Setting the benchmark

NewsSettingBenchmark200420.jpg

20 April 2020

Education unions have taken the lead to set benchmarks for quality teaching worldwide in a move to promote quality education for all.

Education International (EI), the global federation of education unions, and UNESCO launched a joint framework that defines quality teaching to encourage all countries to either review their own standards or develop new ones.

EI president and AEU federal secretary Susan Hopgood says the Global Framework of Professional Teaching Standards is based on teachers’ experience of what constitutes effective and ethical practice in the profession.

“[Teachers] care deeply about the status of our profession and about the quality of the education provided to our students,” Hopgood said at the launch in Paris late last year, adding that it was essential educators were provided a seat at the table when policy decisions were made.

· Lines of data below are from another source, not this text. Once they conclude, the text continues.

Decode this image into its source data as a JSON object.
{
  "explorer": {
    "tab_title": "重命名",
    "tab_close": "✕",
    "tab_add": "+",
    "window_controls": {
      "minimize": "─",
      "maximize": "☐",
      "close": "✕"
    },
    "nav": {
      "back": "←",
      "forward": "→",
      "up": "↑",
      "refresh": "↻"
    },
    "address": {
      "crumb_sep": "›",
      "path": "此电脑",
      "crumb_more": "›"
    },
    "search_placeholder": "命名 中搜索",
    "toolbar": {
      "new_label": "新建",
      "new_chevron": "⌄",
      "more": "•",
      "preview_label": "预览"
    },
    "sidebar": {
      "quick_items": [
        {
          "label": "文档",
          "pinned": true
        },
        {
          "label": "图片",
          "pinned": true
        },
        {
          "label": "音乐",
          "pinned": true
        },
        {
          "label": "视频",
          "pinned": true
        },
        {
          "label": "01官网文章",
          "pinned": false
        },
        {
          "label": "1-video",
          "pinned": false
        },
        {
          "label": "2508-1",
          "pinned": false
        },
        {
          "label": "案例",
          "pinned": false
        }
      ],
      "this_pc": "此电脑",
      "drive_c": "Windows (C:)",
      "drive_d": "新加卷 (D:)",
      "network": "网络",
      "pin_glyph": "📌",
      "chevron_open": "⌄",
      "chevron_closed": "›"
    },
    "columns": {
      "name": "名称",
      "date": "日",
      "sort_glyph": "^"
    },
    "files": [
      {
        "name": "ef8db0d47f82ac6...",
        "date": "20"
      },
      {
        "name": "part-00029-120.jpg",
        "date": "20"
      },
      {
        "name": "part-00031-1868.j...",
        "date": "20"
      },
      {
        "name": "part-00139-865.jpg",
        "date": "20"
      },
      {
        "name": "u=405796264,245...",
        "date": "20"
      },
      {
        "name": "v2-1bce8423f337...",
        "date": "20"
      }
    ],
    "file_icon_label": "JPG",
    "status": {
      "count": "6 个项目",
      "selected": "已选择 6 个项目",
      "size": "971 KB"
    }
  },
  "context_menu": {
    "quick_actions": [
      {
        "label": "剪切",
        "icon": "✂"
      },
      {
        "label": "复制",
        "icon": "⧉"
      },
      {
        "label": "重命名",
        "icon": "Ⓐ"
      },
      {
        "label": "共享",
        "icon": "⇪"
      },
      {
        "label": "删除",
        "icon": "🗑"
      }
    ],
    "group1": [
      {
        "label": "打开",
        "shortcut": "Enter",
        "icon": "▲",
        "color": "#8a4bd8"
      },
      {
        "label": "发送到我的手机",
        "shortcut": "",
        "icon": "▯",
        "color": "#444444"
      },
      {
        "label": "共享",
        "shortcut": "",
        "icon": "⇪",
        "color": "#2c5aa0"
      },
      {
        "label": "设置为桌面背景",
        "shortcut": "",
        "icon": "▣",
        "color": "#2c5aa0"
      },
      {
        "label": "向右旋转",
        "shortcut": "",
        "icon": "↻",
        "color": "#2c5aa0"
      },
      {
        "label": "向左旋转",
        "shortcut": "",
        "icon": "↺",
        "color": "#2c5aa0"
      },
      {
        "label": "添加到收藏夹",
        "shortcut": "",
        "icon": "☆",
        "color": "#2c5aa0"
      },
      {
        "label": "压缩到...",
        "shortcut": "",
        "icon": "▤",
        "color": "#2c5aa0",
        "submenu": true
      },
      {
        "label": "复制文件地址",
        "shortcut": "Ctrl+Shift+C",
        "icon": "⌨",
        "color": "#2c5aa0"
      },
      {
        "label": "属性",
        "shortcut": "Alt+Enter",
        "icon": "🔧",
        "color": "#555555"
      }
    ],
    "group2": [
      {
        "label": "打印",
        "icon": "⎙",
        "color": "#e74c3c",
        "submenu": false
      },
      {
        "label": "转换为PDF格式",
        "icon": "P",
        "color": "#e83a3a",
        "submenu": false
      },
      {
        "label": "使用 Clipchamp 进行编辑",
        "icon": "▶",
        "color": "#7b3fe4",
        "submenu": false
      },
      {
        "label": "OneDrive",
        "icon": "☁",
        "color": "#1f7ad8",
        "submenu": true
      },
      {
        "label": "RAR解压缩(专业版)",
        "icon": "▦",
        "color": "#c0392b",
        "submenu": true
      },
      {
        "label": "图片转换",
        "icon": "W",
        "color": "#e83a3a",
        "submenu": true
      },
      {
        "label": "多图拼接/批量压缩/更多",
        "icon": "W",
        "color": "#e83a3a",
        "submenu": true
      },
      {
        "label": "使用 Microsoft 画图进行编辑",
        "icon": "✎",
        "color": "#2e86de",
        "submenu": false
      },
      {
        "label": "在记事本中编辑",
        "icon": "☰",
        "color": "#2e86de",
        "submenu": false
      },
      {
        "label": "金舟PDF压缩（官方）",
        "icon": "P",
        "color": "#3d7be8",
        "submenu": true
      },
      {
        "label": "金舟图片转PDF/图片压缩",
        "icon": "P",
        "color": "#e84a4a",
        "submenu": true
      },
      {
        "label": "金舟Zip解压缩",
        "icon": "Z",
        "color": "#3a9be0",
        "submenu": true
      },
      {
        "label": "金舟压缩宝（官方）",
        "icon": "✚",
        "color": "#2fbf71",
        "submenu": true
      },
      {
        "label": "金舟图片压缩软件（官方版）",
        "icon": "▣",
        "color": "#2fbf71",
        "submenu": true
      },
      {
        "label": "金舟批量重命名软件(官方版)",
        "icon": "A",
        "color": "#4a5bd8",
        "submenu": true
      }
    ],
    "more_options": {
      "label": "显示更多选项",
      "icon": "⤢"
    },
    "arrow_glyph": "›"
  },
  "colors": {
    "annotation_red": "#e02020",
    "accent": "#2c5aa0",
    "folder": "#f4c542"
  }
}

The framework aims to improve teacher quality, teaching and learning, and support the monitoring and implementation of the teacher target in the Education 2030 Agenda for Sustainable Development.

RAISING THE BAR

Hopgood says that, apart from raising the teaching and learning bar in many countries, schools and classrooms, the new standards would also help strengthen teacher education and development programs.

But the framework should not be seen as a “managerial tool for controlling or punishing teachers”, says Hopgood.

“It’s a fireguard against deprofessionalisation and a catalyst for improving teacher professionalism and practice,” she says

Educators in Africa and Asia Pacific countries have warned about the “pressing need” to fight deprofessionalisation, EI general secretary David Edwards and UNESCO assistant director general for education Stefania Giannini write in a forward to the framework.

NO QUICK-FIXES

“Quality education depends on quality teachers with high qualifications and expertise, not some quick-fix, fast-track system designed to get teachers in and out of the classroom in short bursts, creating system churn and failing to provide clear career pathways that lead to a fulfilling lifetime in teaching,” they write.

The authors say it is therefore critical to address not only teacher pay and conditions, but to “empower and support teachers to stand at the centre of what they do – the teaching and learning process”.

The framework – which has 10 standards across the three domains of knowledge and understanding, practice (pedagogy) and teaching relations (professional relationships) – has already been adopted by the EI World Congress, held in July in Bangkok. There, discussions again centred on the importance of teachers and unions working with governments and other education stakeholders on decisions that critically affect them.

“Professional teaching standards designed with the aim to define what quality teaching means for delivering quality education are a powerful instrument in the hands of educators,” said Giannini at the framework launch.

Edwards and Giannini added that the development of a global framework of would mean that “teachers and their unions stand over their profession as guardians of ethics and the defenders of standards that work for teachers and their students.”